2841 - Verifying the Protective Effect of Miniaturized High-Energy X-Rays FLASH-RT Device and the Impact of Irradiation Fraction on Normal Tissues

B. Lin¹, H. Du¹, X. Hao¹, Y. Liao¹, B. Lin¹, R. Gu¹, Y. Zhu², T. Wang¹, D. Wang³, X. Mao¹, J. Li¹, F. Gao¹, Y. Yang⁴, J. Wang⁴, D. Wu⁴, and X. Du¹; ¹Departmant of Oncology, Mianyang Central Hospital, School of Medicine, University of Electronic Science and Technology of China, Mianyang, China, ²Laboratory Department, Mianyang Central Hospital, School of Medicine, University of Electronic Science and Technology of China, Mianyang, China, ³Departmant of Urology, Mianyang Central Hospital, School of Medicine, University of Electronic Science and Technology of China, Mianyang, China, ⁴Institute of Applied Electronics, China Academy of Engineering Physics, Mianyang, China

Purpose/Objective(s): This study aimed to verify whether the newly miniaturized high-energy X-rays FLASH radiotherapy device (mHEXs) could produce ultrahigh dose rate (FLASH) X-rays and trigger the protective effect on normal tissues. Additionally, it sought to investigate the impact of varying fractions on normal tissues when exposed to the same total dose. Materials/

Methods: EBT3 radiochromic film and fast current transformer were used to measure absolute dose and pulsed beam of mHEXs. C57BL/6 female mice were irradiated with sham (control), FLASH-RT, and conventional dose rate radiotherapy (CONV-RT) to verify the protective effect of mHEXs in lung, intestine and skin.

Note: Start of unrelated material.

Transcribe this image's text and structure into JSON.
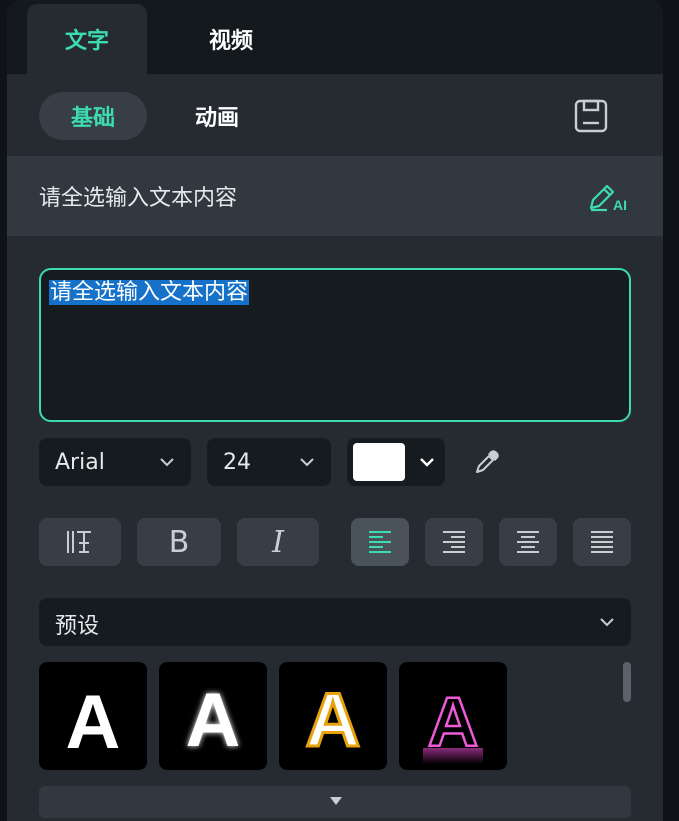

The irradiation schemes for the three organs were as follows:(1)lung: control (0Gy), FLASH-1(30Gy × 1fraction), FLASH-3(10Gy × 3fraction, 30s intervals) and CONV(30Gy × 1fraction); (2)intestine: control (0Gy), FLASH-1(12Gy × 1fraction), FLASH-3(4Gy × 3fractions, 30s interval) and CONV(12Gy × 1fraction); (3)skin:control (0Gy), FLASH-1(36Gy × 1fraction), FLASH-3(12Gy × 3fractions, 30s interval) and CONV (36Gy × 1fraction). The survival status and normal tissue damage of each group were observed.

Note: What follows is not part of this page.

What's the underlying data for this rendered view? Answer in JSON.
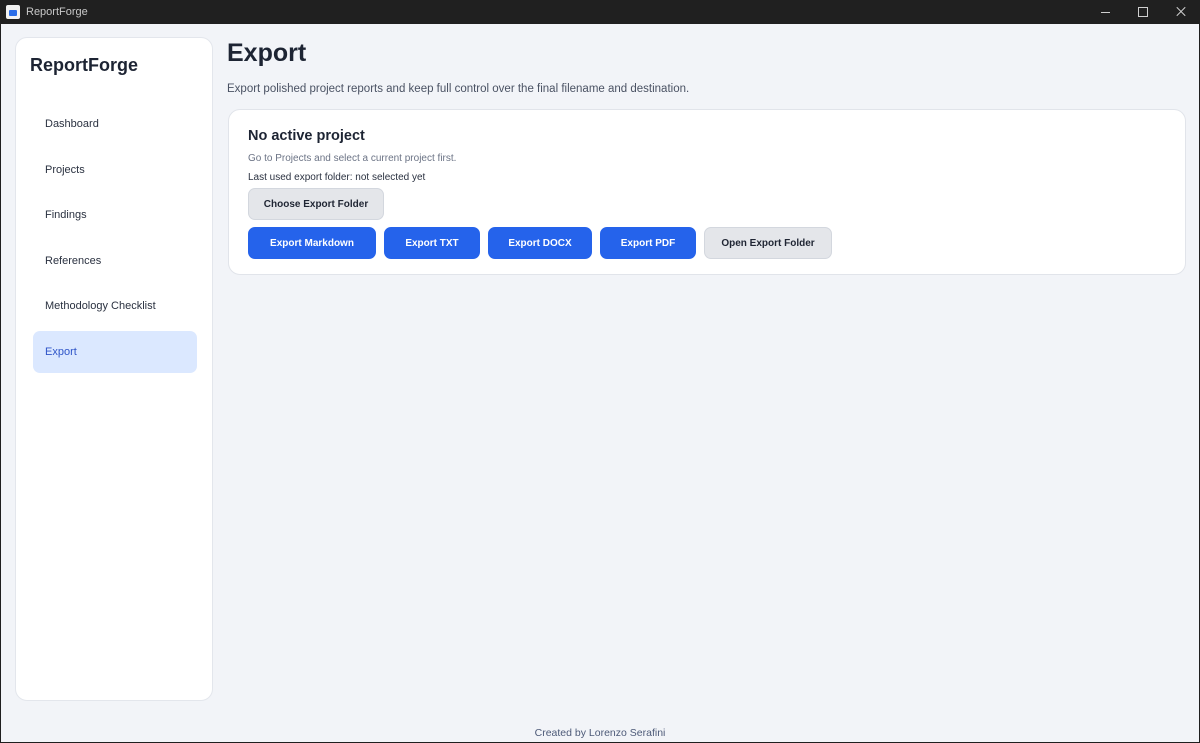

Results: The average dose rate of FLASH-RT and CONV-RT were 240-340Gy/s and 0.07Gy/s, respectively. For the lung, the 6 weeks survival rates of control, FLASH-1, FLASH-3 and CONV were 100%, 84.62%, 60% and 7.69%, respectively (P < 0.05). Hematoxylin-eosin (H&E) staining of the lung sections revealed similar alveolar structures between the FLASH-1, FLASH-3 and control groups, whereas more disintegrated alveolar structures were observed in the CONV group. For the intestine, the 6 weeks survival rates of control, FLASH-1, FLASH-3 and CONV were 100%, 100%, 20% and 40%, respectively (P < 0.05). H&E staining of the intestine sections showed that FLASH-1 induced less acute intestinal damage compared to FLASH-3 and CONV. For the skin, the incidence of = grade 2 radiation dermatitis after 2 weeks post-irradiation in the control, FLASH-1, FLASH-3 and CONV were 0%, 0%, 14.29% and 85.71%, respectively (P < 0.05). H&E staining of skin sections revealed similar epithelial thicknesses between the FLASH-1, FLASH-3 and control groups, whereas more hyperplasias were observed in the CONV group.
Conclusion: The mHEXs can produce ultrahigh dose rate X-rays, and the average dose rate exceeds 40Gy/s. mHEXs can trigger a protective effect on lung, intestine and skin tissues, and increasing the number of fractions of FLASH irradiation may weak its protective effect on normal tissues.